I definitely want to try toning with better paper. When my current stack of RC paper starts to run low, I'm planning to order (a) Ilford RC Cooltone and (b) some FB paper to try.
Honestly, I'm quite disappointed with Arista/Foma RC paper. It costs twice as much as MultiTone, yet performs much worse with sepia, is not clearly better for selenium, and in another recent thread we found that it falls apart a lot more easily when confronted with a poor developer.
As a side-note, I think the photos on the right are sharper. I hope they are. They were taken with a better camera (Pentax 17 vs Olympus PEN) with a sharp lens and modern coatings and more precise focus, and were enlarged with a better lens (Nikkor vs Spiratone). Recently there was a forum discussion about why the pictures on the left appear a bit soft. Some of the proposed culprits were the camera lens and the enlarger lens.
Left: Inkpress MultiTone RC Pearl
Right: RC Semi-Matte
Top: Split Tone (Sepia + Selenium)
Bottom: Selenium Tone
Inkpress MultiTone + Split Tone
View attachment 403605
Arista (Foma) + Split Tone
View attachment 403606
Inkpress MultiTone + Selenium Tone
View attachment 403607
Arista (Foma) + Selenium Tone
View attachment 403608
But toners aren't necessarily meant to be applied like a heavy hammer. Yes it depends what you like.... but many papers have characteristics that get masked by heavy toning. That's my opinion anyway.... & selenium toner....for example can add something without totally overpowering an image.... See how your tastes change over time.

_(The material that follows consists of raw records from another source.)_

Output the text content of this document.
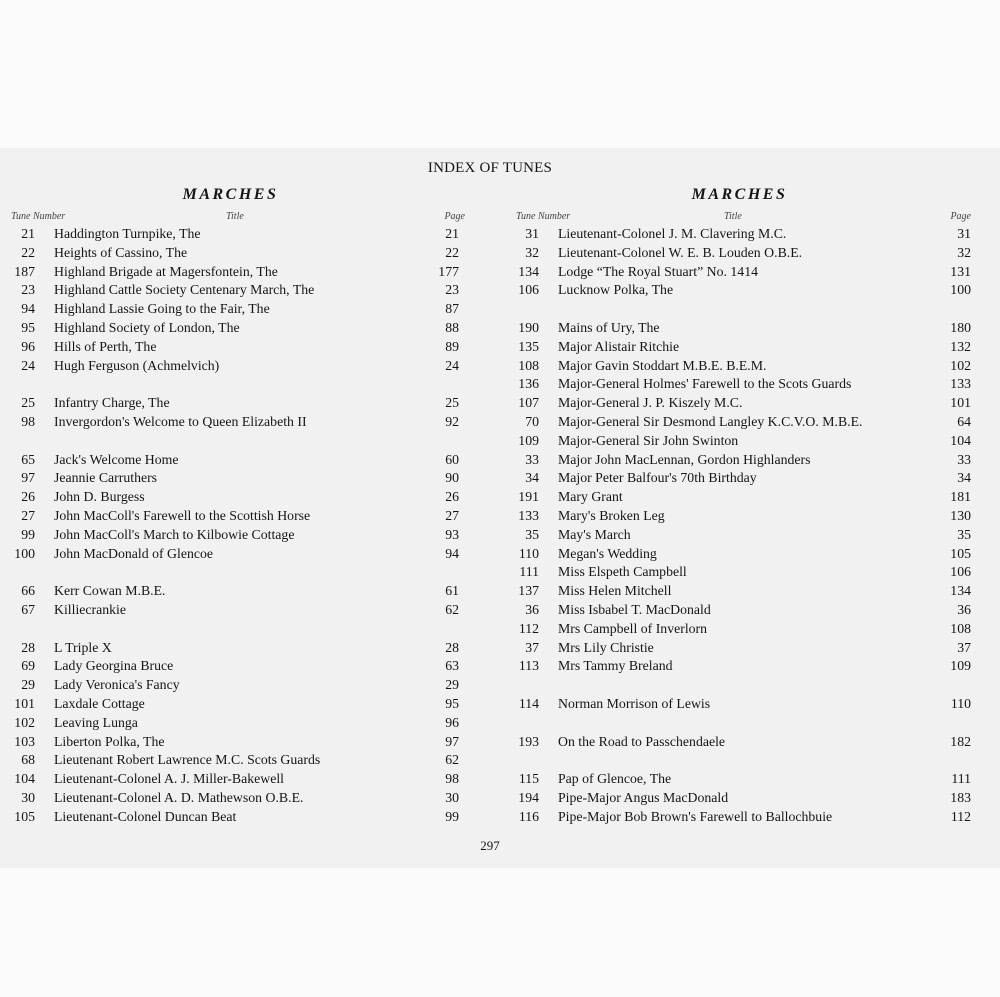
INDEX OF TUNES
MARCHES
Tune Number	Title	Page
21 Haddington Turnpike, The	21
22 Heights of Cassino, The	22
187 Highland Brigade at Magersfontein, The	177
23 Highland Cattle Society Centenary March, The	23
94 Highland Lassie Going to the Fair, The	87
95 Highland Society of London, The	88
96 Hills of Perth, The	89
24 Hugh Ferguson (Achmelvich)	24
25 Infantry Charge, The	25
98 Invergordon's Welcome to Queen Elizabeth II	92
65 Jack's Welcome Home	60
97 Jeannie Carruthers	90
26 John D. Burgess	26
27 John MacColl's Farewell to the Scottish Horse	27
99 John MacColl's March to Kilbowie Cottage	93
100 John MacDonald of Glencoe	94
66 Kerr Cowan M.B.E.	61
67 Killiecrankie	62
28 L Triple X	28
69 Lady Georgina Bruce	63
29 Lady Veronica's Fancy	29
101 Laxdale Cottage	95
102 Leaving Lunga	96
103 Liberton Polka, The	97
68 Lieutenant Robert Lawrence M.C. Scots Guards	62
104 Lieutenant-Colonel A. J. Miller-Bakewell	98
30 Lieutenant-Colonel A. D. Mathewson O.B.E.	30
105 Lieutenant-Colonel Duncan Beat	99
MARCHES
Tune Number	Title	Page
31 Lieutenant-Colonel J. M. Clavering M.C.	31
32 Lieutenant-Colonel W. E. B. Louden O.B.E.	32
134 Lodge “The Royal Stuart” No. 1414	131
106 Lucknow Polka, The	100
190 Mains of Ury, The	180
135 Major Alistair Ritchie	132
108 Major Gavin Stoddart M.B.E. B.E.M.	102
136 Major-General Holmes' Farewell to the Scots Guards	133
107 Major-General J. P. Kiszely M.C.	101
70 Major-General Sir Desmond Langley K.C.V.O. M.B.E.	64
109 Major-General Sir John Swinton	104
33 Major John MacLennan, Gordon Highlanders	33
34 Major Peter Balfour's 70th Birthday	34
191 Mary Grant	181
133 Mary's Broken Leg	130
35 May's March	35
110 Megan's Wedding	105
111 Miss Elspeth Campbell	106
137 Miss Helen Mitchell	134
36 Miss Isbabel T. MacDonald	36
112 Mrs Campbell of Inverlorn	108
37 Mrs Lily Christie	37
113 Mrs Tammy Breland	109
114 Norman Morrison of Lewis	110
193 On the Road to Passchendaele	182
115 Pap of Glencoe, The	111
194 Pipe-Major Angus MacDonald	183
116 Pipe-Major Bob Brown's Farewell to Ballochbuie	112
297
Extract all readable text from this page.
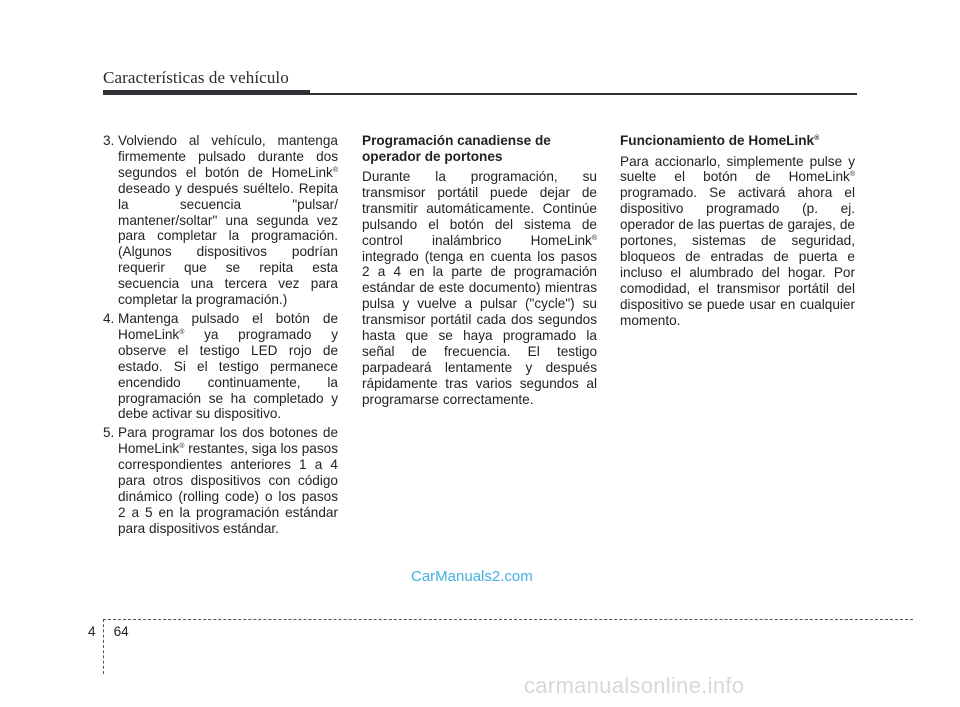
Características de vehículo
3. Volviendo al vehículo, mantenga firmemente pulsado durante dos segundos el botón de HomeLink® deseado y después suéltelo. Repita la secuencia "pulsar/ mantener/soltar" una segunda vez para completar la programación. (Algunos dispositivos podrían requerir que se repita esta secuencia una tercera vez para completar la programación.)
4. Mantenga pulsado el botón de HomeLink® ya programado y observe el testigo LED rojo de estado. Si el testigo permanece encendido continuamente, la programación se ha completado y debe activar su dispositivo.
5. Para programar los dos botones de HomeLink® restantes, siga los pasos correspondientes anteriores 1 a 4 para otros dispositivos con código dinámico (rolling code) o los pasos 2 a 5 en la programación estándar para dispositivos estándar.
Programación canadiense de operador de portones

Durante la programación, su transmisor portátil puede dejar de transmitir automáticamente. Continúe pulsando el botón del sistema de control inalámbrico HomeLink® integrado (tenga en cuenta los pasos 2 a 4 en la parte de programación estándar de este documento) mientras pulsa y vuelve a pulsar ("cycle") su transmisor portátil cada dos segundos hasta que se haya programado la señal de frecuencia. El testigo parpadeará lentamente y después rápidamente tras varios segundos al programarse correctamente.

Funcionamiento de HomeLink®

Para accionarlo, simplemente pulse y suelte el botón de HomeLink® programado. Se activará ahora el dispositivo programado (p. ej. operador de las puertas de garajes, de portones, sistemas de seguridad, bloqueos de entradas de puerta e incluso el alumbrado del hogar. Por comodidad, el transmisor portátil del dispositivo se puede usar en cualquier momento.

CarManuals2.com
4 64
carmanualsonline.info
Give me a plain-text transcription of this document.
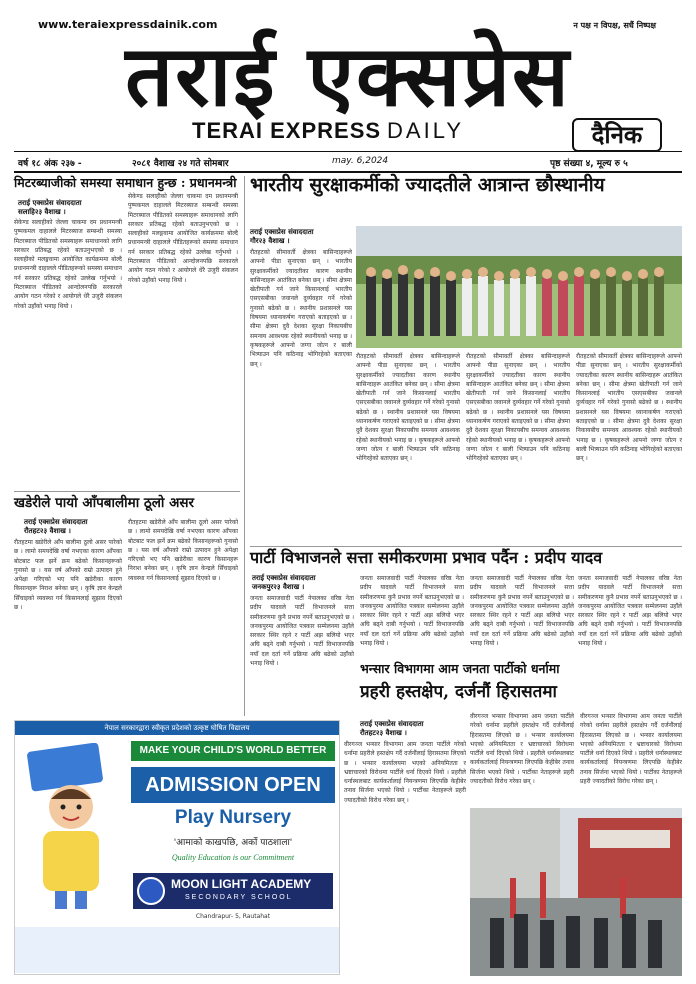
www.teraiexpressdainik.com	न पक्ष न विपक्ष, सधैं निष्पक्ष
तराई एक्सप्रेस
TERAI EXPRESS DAILY	दैनिक
वर्ष १८ अंक २३७ -	२०८१ वैशाख २४ गते सोमबार	may. 6,2024	पृष्ठ संख्या ४, मूल्य रु ५
मिटरब्याजीको समस्या समाधान हुन्छ : प्रधानमन्त्री
तराई एक्सप्रेस संवाददाता
सलाहि२३ वैशाख ।
सेकेण्ड सलाहीको जेल्ला चाकमा दम प्रधानमन्त्री पुष्पकमल दाहालले मिटरब्याज सम्बन्धी समस्या मिटरब्याज पीडितको समस्याहरू समाधानको लागि सरकार प्रतिबद्ध रहेको बताउनुभएको छ । सलाहीको मलङ्गवामा आयोजित कार्यक्रममा बोल्दै प्रधानमन्त्री दाहालले पीडितहरूको समस्या समाधान गर्न सरकार प्रतिबद्ध रहेको उल्लेख गर्नुभयो । मिटरब्याज पीडितको आन्दोलनपछि सरकारले आयोग गठन गरेको र आयोगले धेरै उजुरी संकलन गरेको उहाँको भनाइ थियो ।
सेकेण्ड सलाहीको जेल्ला चाकमा दम प्रधानमन्त्री पुष्पकमल दाहालले मिटरब्याज सम्बन्धी समस्या मिटरब्याज पीडितको समस्याहरू समाधानको लागि सरकार प्रतिबद्ध रहेको बताउनुभएको छ । सलाहीको मलङ्गवामा आयोजित कार्यक्रममा बोल्दै प्रधानमन्त्री दाहालले पीडितहरूको समस्या समाधान गर्न सरकार प्रतिबद्ध रहेको उल्लेख गर्नुभयो । मिटरब्याज पीडितको आन्दोलनपछि सरकारले आयोग गठन गरेको र आयोगले धेरै उजुरी संकलन गरेको उहाँको भनाइ थियो ।
खडेरीले पायो आँपबालीमा ठूलो असर
तराई एक्सप्रेस संवाददाता
रौतहट२३ वैशाख ।
रौतहटमा खडेरीले आँप बालीमा ठूलो असर पारेको छ । लामो समयदेखि वर्षा नभएका कारण आँपका बोटबाट फल झर्ने क्रम बढेको किसानहरूको गुनासो छ । यस वर्ष आँपको राम्रो उत्पादन हुने अपेक्षा गरिएको भए पनि खडेरीका कारण किसानहरू निराश बनेका छन् । कृषि ज्ञान केन्द्रले सिँचाइको व्यवस्था गर्न किसानलाई सुझाव दिएको छ ।
रौतहटमा खडेरीले आँप बालीमा ठूलो असर पारेको छ । लामो समयदेखि वर्षा नभएका कारण आँपका बोटबाट फल झर्ने क्रम बढेको किसानहरूको गुनासो छ । यस वर्ष आँपको राम्रो उत्पादन हुने अपेक्षा गरिएको भए पनि खडेरीका कारण किसानहरू निराश बनेका छन् । कृषि ज्ञान केन्द्रले सिँचाइको व्यवस्था गर्न किसानलाई सुझाव दिएको छ ।
नेपाल सरकारद्वारा स्वीकृत प्रदेशको उत्कृष्ट घोषित विद्यालय
MAKE YOUR CHILD'S WORLD BETTER
ADMISSION OPEN
Play Nursery
'आमाको काखपछि, अर्को पाठशाला'
Quality Education is our Commitment
MOON LIGHT ACADEMY
SECONDARY SCHOOL
Chandrapur- 5, Rautahat
भारतीय सुरक्षाकर्मीको ज्यादतीले आत्रान्त छौस्थानीय
तराई एक्सप्रेस संवाददाता
गौर२३ वैशाख ।
रौतहटको सीमावर्ती क्षेत्रका बासिन्दाहरूले आफ्नो पीडा सुनाएका छन् । भारतीय सुरक्षाकर्मीको ज्यादतीका कारण स्थानीय बासिन्दाहरू आतंकित बनेका छन् । सीमा क्षेत्रमा खेतीपाती गर्न जाने किसानलाई भारतीय एसएसबीका जवानले दुर्व्यवहार गर्ने गरेको गुनासो बढेको छ । स्थानीय प्रशासनले यस विषयमा ध्यानाकर्षण गराएको बताइएको छ । सीमा क्षेत्रमा दुवै देशका सुरक्षा निकायबीच समन्वय आवश्यक रहेको स्थानीयको भनाइ छ । कृषकहरूले आफ्नो जग्गा जोत्न र बाली भित्र्याउन पनि कठिनाइ भोगिरहेको बताएका छन् ।
रौतहटको सीमावर्ती क्षेत्रका बासिन्दाहरूले आफ्नो पीडा सुनाएका छन् । भारतीय सुरक्षाकर्मीको ज्यादतीका कारण स्थानीय बासिन्दाहरू आतंकित बनेका छन् । सीमा क्षेत्रमा खेतीपाती गर्न जाने किसानलाई भारतीय एसएसबीका जवानले दुर्व्यवहार गर्ने गरेको गुनासो बढेको छ । स्थानीय प्रशासनले यस विषयमा ध्यानाकर्षण गराएको बताइएको छ । सीमा क्षेत्रमा दुवै देशका सुरक्षा निकायबीच समन्वय आवश्यक रहेको स्थानीयको भनाइ छ । कृषकहरूले आफ्नो जग्गा जोत्न र बाली भित्र्याउन पनि कठिनाइ भोगिरहेको बताएका छन् ।
रौतहटको सीमावर्ती क्षेत्रका बासिन्दाहरूले आफ्नो पीडा सुनाएका छन् । भारतीय सुरक्षाकर्मीको ज्यादतीका कारण स्थानीय बासिन्दाहरू आतंकित बनेका छन् । सीमा क्षेत्रमा खेतीपाती गर्न जाने किसानलाई भारतीय एसएसबीका जवानले दुर्व्यवहार गर्ने गरेको गुनासो बढेको छ । स्थानीय प्रशासनले यस विषयमा ध्यानाकर्षण गराएको बताइएको छ । सीमा क्षेत्रमा दुवै देशका सुरक्षा निकायबीच समन्वय आवश्यक रहेको स्थानीयको भनाइ छ । कृषकहरूले आफ्नो जग्गा जोत्न र बाली भित्र्याउन पनि कठिनाइ भोगिरहेको बताएका छन् ।
रौतहटको सीमावर्ती क्षेत्रका बासिन्दाहरूले आफ्नो पीडा सुनाएका छन् । भारतीय सुरक्षाकर्मीको ज्यादतीका कारण स्थानीय बासिन्दाहरू आतंकित बनेका छन् । सीमा क्षेत्रमा खेतीपाती गर्न जाने किसानलाई भारतीय एसएसबीका जवानले दुर्व्यवहार गर्ने गरेको गुनासो बढेको छ । स्थानीय प्रशासनले यस विषयमा ध्यानाकर्षण गराएको बताइएको छ । सीमा क्षेत्रमा दुवै देशका सुरक्षा निकायबीच समन्वय आवश्यक रहेको स्थानीयको भनाइ छ । कृषकहरूले आफ्नो जग्गा जोत्न र बाली भित्र्याउन पनि कठिनाइ भोगिरहेको बताएका छन् ।
पार्टी विभाजनले सत्ता समीकरणमा प्रभाव पर्दैन : प्रदीप यादव
तराई एक्सप्रेस संवाददाता
जनकपुर२३ वैशाख ।
जनता समाजवादी पार्टी नेपालका वरिष्ठ नेता प्रदीप यादवले पार्टी विभाजनले सत्ता समीकरणमा कुनै प्रभाव नपर्ने बताउनुभएको छ । जनकपुरमा आयोजित पत्रकार सम्मेलनमा उहाँले सरकार स्थिर रहने र पार्टी अझ बलियो भएर अघि बढ्ने दाबी गर्नुभयो । पार्टी विभाजनपछि नयाँ दल दर्ता गर्ने प्रक्रिया अघि बढेको उहाँको भनाइ थियो ।
जनता समाजवादी पार्टी नेपालका वरिष्ठ नेता प्रदीप यादवले पार्टी विभाजनले सत्ता समीकरणमा कुनै प्रभाव नपर्ने बताउनुभएको छ । जनकपुरमा आयोजित पत्रकार सम्मेलनमा उहाँले सरकार स्थिर रहने र पार्टी अझ बलियो भएर अघि बढ्ने दाबी गर्नुभयो । पार्टी विभाजनपछि नयाँ दल दर्ता गर्ने प्रक्रिया अघि बढेको उहाँको भनाइ थियो ।
जनता समाजवादी पार्टी नेपालका वरिष्ठ नेता प्रदीप यादवले पार्टी विभाजनले सत्ता समीकरणमा कुनै प्रभाव नपर्ने बताउनुभएको छ । जनकपुरमा आयोजित पत्रकार सम्मेलनमा उहाँले सरकार स्थिर रहने र पार्टी अझ बलियो भएर अघि बढ्ने दाबी गर्नुभयो । पार्टी विभाजनपछि नयाँ दल दर्ता गर्ने प्रक्रिया अघि बढेको उहाँको भनाइ थियो ।
जनता समाजवादी पार्टी नेपालका वरिष्ठ नेता प्रदीप यादवले पार्टी विभाजनले सत्ता समीकरणमा कुनै प्रभाव नपर्ने बताउनुभएको छ । जनकपुरमा आयोजित पत्रकार सम्मेलनमा उहाँले सरकार स्थिर रहने र पार्टी अझ बलियो भएर अघि बढ्ने दाबी गर्नुभयो । पार्टी विभाजनपछि नयाँ दल दर्ता गर्ने प्रक्रिया अघि बढेको उहाँको भनाइ थियो ।
भन्सार विभागमा आम जनता पार्टीको धर्नामा
प्रहरी हस्तक्षेप, दर्जनौं हिरासतमा
तराई एक्सप्रेस संवाददाता
रौतहट२३ वैशाख ।
वीरगञ्ज भन्सार विभागमा आम जनता पार्टीले गरेको धर्नामा प्रहरीले हस्तक्षेप गर्दै दर्जनौंलाई हिरासतमा लिएको छ । भन्सार कार्यालयमा भएको अनियमितता र भ्रष्टाचारको विरोधमा पार्टीले धर्ना दिएको थियो । प्रहरीले धर्नास्थलबाट कार्यकर्तालाई नियन्त्रणमा लिएपछि केहीबेर तनाव सिर्जना भएको थियो । पार्टीका नेताहरूले प्रहरी ज्यादतीको विरोध गरेका छन् ।
वीरगञ्ज भन्सार विभागमा आम जनता पार्टीले गरेको धर्नामा प्रहरीले हस्तक्षेप गर्दै दर्जनौंलाई हिरासतमा लिएको छ । भन्सार कार्यालयमा भएको अनियमितता र भ्रष्टाचारको विरोधमा पार्टीले धर्ना दिएको थियो । प्रहरीले धर्नास्थलबाट कार्यकर्तालाई नियन्त्रणमा लिएपछि केहीबेर तनाव सिर्जना भएको थियो । पार्टीका नेताहरूले प्रहरी ज्यादतीको विरोध गरेका छन् ।
वीरगञ्ज भन्सार विभागमा आम जनता पार्टीले गरेको धर्नामा प्रहरीले हस्तक्षेप गर्दै दर्जनौंलाई हिरासतमा लिएको छ । भन्सार कार्यालयमा भएको अनियमितता र भ्रष्टाचारको विरोधमा पार्टीले धर्ना दिएको थियो । प्रहरीले धर्नास्थलबाट कार्यकर्तालाई नियन्त्रणमा लिएपछि केहीबेर तनाव सिर्जना भएको थियो । पार्टीका नेताहरूले प्रहरी ज्यादतीको विरोध गरेका छन् ।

If it is any help,dcy, the only tíme I have seen prints toned in selenium have this quite pronounced pink look was in an Ilford video on its selenium toner diluted at 1+3 which is extremely strong.Just out of interest what was your dilution in the selenium prints you did ?
dcy..... it's hard to tell.... on my screen both images show a pinkish cast, but there is more contrast in the right hand image.
Like anything else in photography..... the 10,000 hrs rule applies. ....& in the future....you'll see things you don't see now.....that's part of the journey.
Most general purpose, relatively low cost RC papers have engineered into them a whole bunch of enforced consistency. That way they give similar results in a wide variety of darkrooms, to a wide variety of users.
That built in consistency tends to make them relatively resistant to toning.
You seem to have picked two papers that show that resistance.
It is the interaction between the paper makeup and the toner that gives you the result. And you really can't apply experience gained with one paper to predict how another might behave.
It is part of the sometimes frustrating unpredictable fun of toning!
A change in type of developer often has some effect as well.
Same dilution. I used 1+3, both because I saw it in that video and because I wanted to make sure I'd see something.
I use Multitone for 1st generation work prints, which I seldom bother to tone. I do use selenium with Foma RC for the archival value, not to change tone, and with Foma FB when I want to change the tone. I have not use ILford paper in a very long time, 20 years or longer, but although expensive and sometimes hard to find in the U.S I find that Berrger tones really well.